Introduction: Follicular lymphoma (FL) may be the second most typical histotype of lymphoma and it is considered an incurable disease. The requirement for new treatments has brought to the introduction of innovative targeted agents, including inhibitors from the phosphatidylinositol-3-kinase (PI3K) path.
Areas covered: Copanlisib, an intravenous pan-class I PI3K inhibitor, continues to be authorized by the US Fda (Food and drug administration) to treat relapsed FL in patients who’ve received a minimum of two prior systemic therapies. In the following paragraphs, we critically evaluate the mechanism of action, clinical effectiveness, safety, dosage, administration, and role of copanlisib in treating relapsed FL.

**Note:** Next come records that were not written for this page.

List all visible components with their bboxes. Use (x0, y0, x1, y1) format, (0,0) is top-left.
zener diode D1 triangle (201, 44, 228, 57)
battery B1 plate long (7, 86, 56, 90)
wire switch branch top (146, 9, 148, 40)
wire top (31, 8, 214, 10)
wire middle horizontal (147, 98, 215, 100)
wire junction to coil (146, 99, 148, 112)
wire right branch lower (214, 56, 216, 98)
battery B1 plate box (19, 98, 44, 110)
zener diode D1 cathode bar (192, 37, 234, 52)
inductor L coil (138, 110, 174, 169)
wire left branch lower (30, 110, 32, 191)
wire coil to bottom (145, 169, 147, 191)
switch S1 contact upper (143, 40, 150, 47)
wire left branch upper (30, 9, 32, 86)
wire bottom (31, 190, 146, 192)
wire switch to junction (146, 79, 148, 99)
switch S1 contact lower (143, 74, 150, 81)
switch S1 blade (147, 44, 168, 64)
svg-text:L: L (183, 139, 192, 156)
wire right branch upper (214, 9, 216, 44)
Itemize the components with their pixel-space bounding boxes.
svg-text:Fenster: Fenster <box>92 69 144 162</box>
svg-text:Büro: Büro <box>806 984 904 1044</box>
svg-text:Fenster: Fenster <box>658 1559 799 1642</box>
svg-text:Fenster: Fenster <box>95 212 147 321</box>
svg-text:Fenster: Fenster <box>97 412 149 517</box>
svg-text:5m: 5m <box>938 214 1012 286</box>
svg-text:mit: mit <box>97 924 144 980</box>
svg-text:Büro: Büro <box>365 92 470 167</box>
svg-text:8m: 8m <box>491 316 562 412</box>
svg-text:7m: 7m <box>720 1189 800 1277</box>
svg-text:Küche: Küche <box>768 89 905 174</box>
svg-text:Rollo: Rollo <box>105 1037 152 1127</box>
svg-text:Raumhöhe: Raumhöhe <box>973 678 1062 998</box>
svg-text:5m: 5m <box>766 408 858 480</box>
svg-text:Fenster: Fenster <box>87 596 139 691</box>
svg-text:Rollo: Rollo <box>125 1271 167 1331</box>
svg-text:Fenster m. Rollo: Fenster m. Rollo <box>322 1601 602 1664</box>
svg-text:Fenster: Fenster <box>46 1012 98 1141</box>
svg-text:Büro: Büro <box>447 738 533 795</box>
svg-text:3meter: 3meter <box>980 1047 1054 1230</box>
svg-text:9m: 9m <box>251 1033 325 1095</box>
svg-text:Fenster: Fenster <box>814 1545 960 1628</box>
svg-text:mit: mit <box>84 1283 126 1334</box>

Expert opinion: Treatment with copanlisib leads to clinically relevant and sturdy responses in heavily pretreated patients with relapsed or refractory FL. Additionally, copanlisib includes a manageable safety profile within this population, with reduced rates of severe hepatic transaminitis, diarrhea, colitis, and noninfectious pneumonitis. Further investigations of copanlisib within combination regimens will potentially let it move copanlisib for an earlier type of therapy for FL. However, outcomes of the CHRONOS-4 medical trial evaluating copanlisib with standard chemoimmunotherapy (rituximab with bendamustine or CHOP) aren’t yet available.